Tata Motors to have two Pure EV platforms to drive its EV business, unveils new Gen2 EV architecture

Having hit the ground running with Internal Combustion Engine platform derived electric vehicles, Tata Motors, the country’s largest electric car company is planning to come out with two pure electric vehicle architectures as it seeks to build a portfolio of 10 EVs in the coming years.

With a premium EMA architecture with Jaguar Land Rover announced late last year, Tata Motors on Friday announced that the company’s all-new Pure EV compact vehicle architecture called ACTI-EV or ACTIV which will power the upcoming Punch, Harrier, Curvv and Sierra EV in order to deliver the optimum space and performance of a born electric vehicle.

With fresh competition likely to hit the roads in the coming 12 months, Tata Motors is readying itself to protect its over 80% share in the emerging electric vehicle space. The likes of Maruti Suzuki, Hyundai Motor India, Kia and Mahindra & Mahindra are all set to introduce their mainstream EV offering in the marketplace.

Speaking to Autocar, Anand Kulkarni, Chief Products Officer, Head of HV Programs and Customer Service, Tata Passenger Electric Mobility Ltd, “We have announced our Gen 3, which is in collaboration with JLR on their EMA architecture, which was the premium pure EV architecture. The Gen 2 architecture ACTI-V we are announcing today is a pure EV architecture, which, of course, not only helps us support multiple body styles but enhances the ability to give increased ranges, and improved efficiencies. And essentially, ups the game in terms of technology, performance, capability on our next generation of electric vehicles.”

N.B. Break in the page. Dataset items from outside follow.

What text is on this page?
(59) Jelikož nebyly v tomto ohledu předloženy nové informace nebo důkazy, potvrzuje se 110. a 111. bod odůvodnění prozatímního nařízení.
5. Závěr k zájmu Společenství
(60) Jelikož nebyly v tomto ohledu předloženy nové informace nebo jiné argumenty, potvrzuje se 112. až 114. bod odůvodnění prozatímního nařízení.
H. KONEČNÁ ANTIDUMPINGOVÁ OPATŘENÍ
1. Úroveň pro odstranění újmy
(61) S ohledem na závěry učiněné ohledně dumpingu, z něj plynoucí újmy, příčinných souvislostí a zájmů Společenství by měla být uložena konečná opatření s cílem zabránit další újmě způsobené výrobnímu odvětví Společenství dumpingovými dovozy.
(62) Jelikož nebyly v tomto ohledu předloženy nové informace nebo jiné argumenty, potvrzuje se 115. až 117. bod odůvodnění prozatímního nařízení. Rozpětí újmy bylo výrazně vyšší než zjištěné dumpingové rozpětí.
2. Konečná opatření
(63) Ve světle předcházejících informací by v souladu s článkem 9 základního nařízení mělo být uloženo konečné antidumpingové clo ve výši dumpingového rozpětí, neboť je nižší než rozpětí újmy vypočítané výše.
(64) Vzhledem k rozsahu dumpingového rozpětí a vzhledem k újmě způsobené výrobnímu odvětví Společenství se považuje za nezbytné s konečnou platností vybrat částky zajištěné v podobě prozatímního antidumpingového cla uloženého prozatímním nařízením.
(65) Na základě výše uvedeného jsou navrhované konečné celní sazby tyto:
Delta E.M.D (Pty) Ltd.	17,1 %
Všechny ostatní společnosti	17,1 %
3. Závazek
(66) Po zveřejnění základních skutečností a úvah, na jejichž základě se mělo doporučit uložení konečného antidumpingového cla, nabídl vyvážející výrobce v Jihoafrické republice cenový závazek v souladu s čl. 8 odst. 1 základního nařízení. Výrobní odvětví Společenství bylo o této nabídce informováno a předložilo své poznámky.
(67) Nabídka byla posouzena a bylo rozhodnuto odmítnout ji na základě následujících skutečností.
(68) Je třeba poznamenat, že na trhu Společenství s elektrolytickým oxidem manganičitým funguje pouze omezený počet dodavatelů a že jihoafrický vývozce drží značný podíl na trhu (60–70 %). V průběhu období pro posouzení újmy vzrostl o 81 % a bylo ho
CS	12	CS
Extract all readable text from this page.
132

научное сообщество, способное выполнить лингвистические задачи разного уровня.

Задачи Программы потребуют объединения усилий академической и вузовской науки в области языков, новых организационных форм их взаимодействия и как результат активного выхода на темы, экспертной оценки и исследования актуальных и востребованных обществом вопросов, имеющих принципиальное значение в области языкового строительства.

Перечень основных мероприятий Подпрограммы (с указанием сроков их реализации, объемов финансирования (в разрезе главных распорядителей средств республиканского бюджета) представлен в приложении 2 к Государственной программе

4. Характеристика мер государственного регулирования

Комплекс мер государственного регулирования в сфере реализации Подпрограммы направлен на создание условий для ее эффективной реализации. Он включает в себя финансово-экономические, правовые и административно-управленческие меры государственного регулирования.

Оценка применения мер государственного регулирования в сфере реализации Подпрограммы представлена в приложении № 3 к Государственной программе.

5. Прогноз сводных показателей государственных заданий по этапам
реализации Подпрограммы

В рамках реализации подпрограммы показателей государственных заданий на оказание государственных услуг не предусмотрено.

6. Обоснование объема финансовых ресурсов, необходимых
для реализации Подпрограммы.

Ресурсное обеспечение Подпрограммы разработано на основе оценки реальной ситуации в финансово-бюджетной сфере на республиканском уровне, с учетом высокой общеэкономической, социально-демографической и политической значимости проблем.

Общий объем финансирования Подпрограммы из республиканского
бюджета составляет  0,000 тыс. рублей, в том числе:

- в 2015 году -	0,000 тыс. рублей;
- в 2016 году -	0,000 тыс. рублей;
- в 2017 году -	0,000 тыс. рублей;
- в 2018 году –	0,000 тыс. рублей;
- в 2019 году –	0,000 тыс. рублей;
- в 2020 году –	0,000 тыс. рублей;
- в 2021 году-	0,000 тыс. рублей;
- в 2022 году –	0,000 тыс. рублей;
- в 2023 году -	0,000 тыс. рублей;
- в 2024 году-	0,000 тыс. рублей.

While Kulkarni was non-committal on the investment of the pure EV architecture, industry experts say for the development of a grounds-up electric vehicle architecture including industrialisation takes anywhere from $500 million to $1 billion. And the quantum increases with different body styles or top hats.  

To be sure, Tata Motors has already announced $2 billion investments in its Tata Passenger Electric Mobility Ltd – its EV arm and the company is also readying the manufacturing line dedicated to EVs at the Sanand plant acquired from US carmaker Ford Motor Company.

During the current calendar year, Tata Motors will be launching the Punch EV, Harrier EV and Currv EV which will be based on the Acti-EV Gen 2 architecture.

Kulkarni says the Acti-EV architecture has four critical layers -the first layer is a  powertrain designed from an EV perspective, the second layer is the chassis, which underpins all the components, the third layer is the Electrical and Electronic architecture and the fourth layer is the cloud architecture, which is becoming increasingly important in today’s connected the world.

The Gen 2 architecture has been widened in order to provide orthogonal battery packs with 10% and higher volumetric efficiency on the energy content, which can help the company provide driving range solutions between 300 kilometers to 600 kilometers, on its existing cells.

This is future-proofed and with the deployment of new generation high-energy density cells, the company will be able to enhance its capacity by 10% more, informed Kulkarni.

“Because it is a wider and orthogonal battery pack, it allows us to go for different cell chemistry and its form factor agnostic, which will enable us to do significantly more differentiated solutions. The architecture also has the ability to package multiple power train layouts,” he added. 

It can offer a front wheel drive, rear wheel or even an all-wheel drive depending upon the size and the expectation or the requirement of that specific product. It supports flexible AC charging up to 11 kilowatt and DC charging up to 150 kilowatts.

The layer 2 of the architecture which is the chassis has been designed for optimized performance with robust crash structure to deliver five-star safety ratings. The company has utilized a higher percentage of ultra-high-strength steels for not only weight efficiencies, but also for meeting the strength requirements, this has also helped the company to create a new interior package that is focused on space efficiency with its flat floor.

The layer 3 is on the electrical and electronic architecture. We have a high compute unit powering future-ready architecture. The digital cockpit experience is powered by the Qualcomm Snapdragon digital chassis platform which can deliver futuristic HMIs to suit the requirements and the preferences of customers in the various categories of vehicles that this architecture can work on.

The architecture is L2 ready and the company will be able to explore to expand it to L2 plus as and when the product’s needed. And there is OTA (Other The Air) capability which comes in as a standard feature on the architecture.

“On the software and the cloud, obviously it has cutting edge connectivity and it is an architecture ready for 5G. And we will also be able to integrate a third-party app suite in order to provide more flexibility and preference to our customers. So all put together, these are the four layers which will come together,” explained Kulkarni.

To be sure, Tata Motors had announced that it will be adopting the Gen1, Gen 2 and Gen3 approach – which aimed at progressively building EVs and its performance attributes from ICE converted EVs to pure ground up electric vehicles.